The science of early detection is galloping forward faster than most people realize.
“We now can screen for early biomarkers for cancer over the counter for about $800. And we're learning that blood proteins can give you early biomarkers for Parkinson's, neurologic, and other diseases, sometimes five to ten years before they show up.”
IN CONCLUSION
Kraft emphasizes that these new tech areas are coming quickly. He sees AI on mobile devices and wearables blending with robotics creating autonomous systems that will play an ever greater role in home care, virtual pharmacy, and surgery. Hopefully, he says, “in cuddly, more engaging ways.”

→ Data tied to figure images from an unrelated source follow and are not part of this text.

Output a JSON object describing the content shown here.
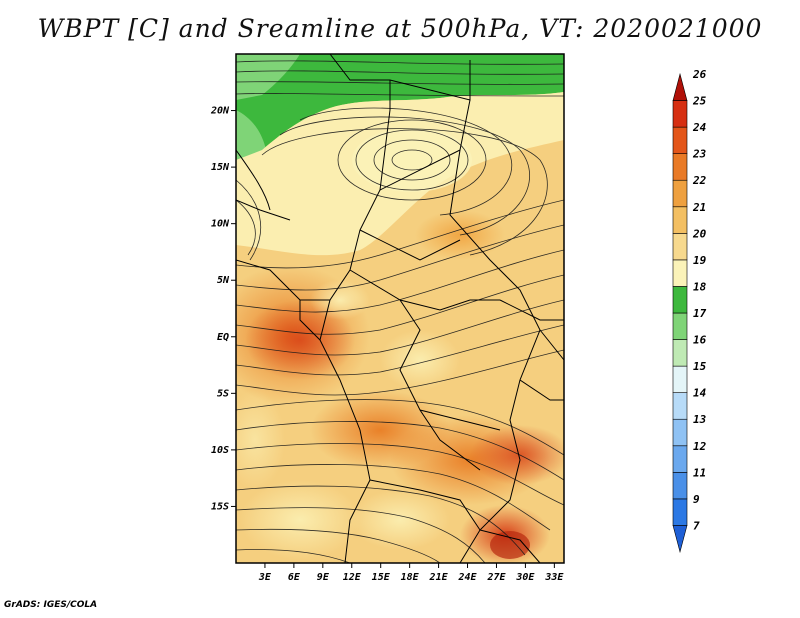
{
  "title": "WBPT [C] and Sreamline at 500hPa, VT: 2020021000",
  "credit": "GrADS: IGES/COLA",
  "map": {
    "lat_labels": [
      "20N",
      "15N",
      "10N",
      "5N",
      "EQ",
      "5S",
      "10S",
      "15S"
    ],
    "lat_values": [
      20,
      15,
      10,
      5,
      0,
      -5,
      -10,
      -15
    ],
    "lon_labels": [
      "3E",
      "6E",
      "9E",
      "12E",
      "15E",
      "18E",
      "21E",
      "24E",
      "27E",
      "30E",
      "33E"
    ],
    "lon_values": [
      3,
      6,
      9,
      12,
      15,
      18,
      21,
      24,
      27,
      30,
      33
    ],
    "lon_range": [
      0,
      34
    ],
    "lat_range": [
      -20,
      25
    ]
  },
  "colorbar": {
    "labels": [
      "7",
      "9",
      "11",
      "12",
      "13",
      "14",
      "15",
      "16",
      "17",
      "18",
      "19",
      "20",
      "21",
      "22",
      "23",
      "24",
      "25",
      "26"
    ],
    "colors": [
      "#1e5fd6",
      "#2b78e4",
      "#4a90e8",
      "#6aa8ee",
      "#8fc2f4",
      "#b7dbf8",
      "#e4f5f8",
      "#bfeab4",
      "#7fd477",
      "#3db83d",
      "#fbf3b9",
      "#f7d98e",
      "#f3bf62",
      "#eea03f",
      "#e97a26",
      "#e3561a",
      "#d62f12",
      "#b01008"
    ]
  }
}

He sees crowdsourcing massive new data as a consistent game changer. Integrating it all is his mission.
“I launched a platform a year ago. On this site – https://danielkraftmd.net/digitalhealth
– you can find tools that you might want to use today. Things like a live-core EKG you can buy over the counter to track your cardiovascular health, platforms that might help with type 2 diabetes, therapeutic interventions that leverage diet and nutrition. Everything from getting your heart scan to your full body scan to different forms of wearables.”
Kraft’s excitement is palpable.
“We’re shifting from physical and virtual to digital, from intermittent, reactive sick care to care that's continuous, proactive, anytime, anywhere care.”
As he says, the best way to predict the future is to create it, and he’s experimenting, investing, testing, and creating as fast as he can.
And he has a special message for METAL members.
“It's a great time to invest in healthcare. I've got a seed stage venture fund. We're investing in early health tech and healthspan companies that are moving the needle. Come find me if you are investing in or have a startup in the space.”